New research by Liberty Insurance shows that nearly 28 percent of Irish drivers do not know how to check the tread depth of their car tyres. This figure grows to 39 percent among women.

Low tyre tread depth is dangerous for drivers and other road users. With less grip, worn car tyres are more likely to skid on ice and hydroplane on water; they are also less efficient at braking and more susceptible to punctures.

In wintery such conditions, preparing for a hazardous situation, like a breakdown or impassable roads, is essential.

Conducted among 461 adults by RED C Research, the survey found that almost 63 percent of drivers have had their tyre tread depth checked in the past three months.

The best way to prevent breakdowns is to regularly service your car. Nine in 10 drivers have their car serviced at least once a year. A mere 23 percent get their car serviced at least once every six months. However, there remains a significant cohort of drivers who have their car serviced infrequently: 1 in 10 Irish drivers have their car serviced once every two years or less. 

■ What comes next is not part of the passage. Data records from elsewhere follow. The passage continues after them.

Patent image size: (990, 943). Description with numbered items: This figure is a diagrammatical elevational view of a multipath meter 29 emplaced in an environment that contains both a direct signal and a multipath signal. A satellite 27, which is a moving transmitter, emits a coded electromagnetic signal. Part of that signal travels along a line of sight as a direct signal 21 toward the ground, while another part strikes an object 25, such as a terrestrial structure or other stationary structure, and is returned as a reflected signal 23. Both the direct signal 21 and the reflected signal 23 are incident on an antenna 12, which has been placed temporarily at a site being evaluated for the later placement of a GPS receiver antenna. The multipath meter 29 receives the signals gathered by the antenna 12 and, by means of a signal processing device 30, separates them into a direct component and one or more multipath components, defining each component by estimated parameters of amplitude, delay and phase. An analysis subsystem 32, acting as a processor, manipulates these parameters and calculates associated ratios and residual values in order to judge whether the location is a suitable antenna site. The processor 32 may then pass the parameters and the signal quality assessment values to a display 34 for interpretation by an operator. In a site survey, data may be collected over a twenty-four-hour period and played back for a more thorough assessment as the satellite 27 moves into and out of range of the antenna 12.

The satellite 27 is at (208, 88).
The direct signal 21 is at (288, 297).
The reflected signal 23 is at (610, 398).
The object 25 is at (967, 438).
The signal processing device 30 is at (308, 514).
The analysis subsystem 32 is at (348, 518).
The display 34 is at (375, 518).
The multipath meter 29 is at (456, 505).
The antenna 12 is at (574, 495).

Speaking of the importance of vehicle maintenance, especially during the winter, Deirdre Ashe, Director of Customer & Markets at Liberty Insurance, said that: “Irish drivers put off essential vehicle maintenance over the winter period. There are a few important ways to minimise your risk of hazards and road accidents. Ensure that your tyre tread depth is optimal, and do so regularly. Bald tyres will struggle or completely fail to grip icy or wet roads.”

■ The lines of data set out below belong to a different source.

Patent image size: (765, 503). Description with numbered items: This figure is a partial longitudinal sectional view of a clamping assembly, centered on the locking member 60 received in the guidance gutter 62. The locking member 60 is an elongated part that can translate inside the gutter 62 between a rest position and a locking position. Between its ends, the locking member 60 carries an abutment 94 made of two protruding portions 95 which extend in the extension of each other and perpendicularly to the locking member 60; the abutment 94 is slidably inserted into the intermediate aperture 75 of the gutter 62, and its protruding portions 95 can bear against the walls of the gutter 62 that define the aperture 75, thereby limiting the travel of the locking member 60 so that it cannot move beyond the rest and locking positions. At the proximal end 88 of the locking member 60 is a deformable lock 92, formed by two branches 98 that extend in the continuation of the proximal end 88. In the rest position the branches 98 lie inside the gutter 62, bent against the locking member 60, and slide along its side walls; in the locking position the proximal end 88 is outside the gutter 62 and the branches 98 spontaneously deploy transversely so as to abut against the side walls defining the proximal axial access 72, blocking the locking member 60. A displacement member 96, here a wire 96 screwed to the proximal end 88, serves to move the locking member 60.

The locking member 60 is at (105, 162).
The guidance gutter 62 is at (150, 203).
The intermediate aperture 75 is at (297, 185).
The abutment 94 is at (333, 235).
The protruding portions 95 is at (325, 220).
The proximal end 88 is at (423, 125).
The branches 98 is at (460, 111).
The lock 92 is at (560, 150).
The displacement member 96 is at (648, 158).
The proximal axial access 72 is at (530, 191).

She continued: “Always carry an emergency kit with you in your car, including a spare tyre, a jack, and jump leads. Keep a supply of water and high-energy foods in the car in case you are stranded for a prolonged period of time. Getting your car serviced regularly—ideally once every six months—will protect you from the majority of issues likely to cause a breakdown.

“While driving, particularly in areas with poor visibility, make sure that you leave additional stopping space behind the car in front, and be extra vigilant for vulnerable road users such as pedestrians, cyclists and bikers who might be harder to spot,” she concluded.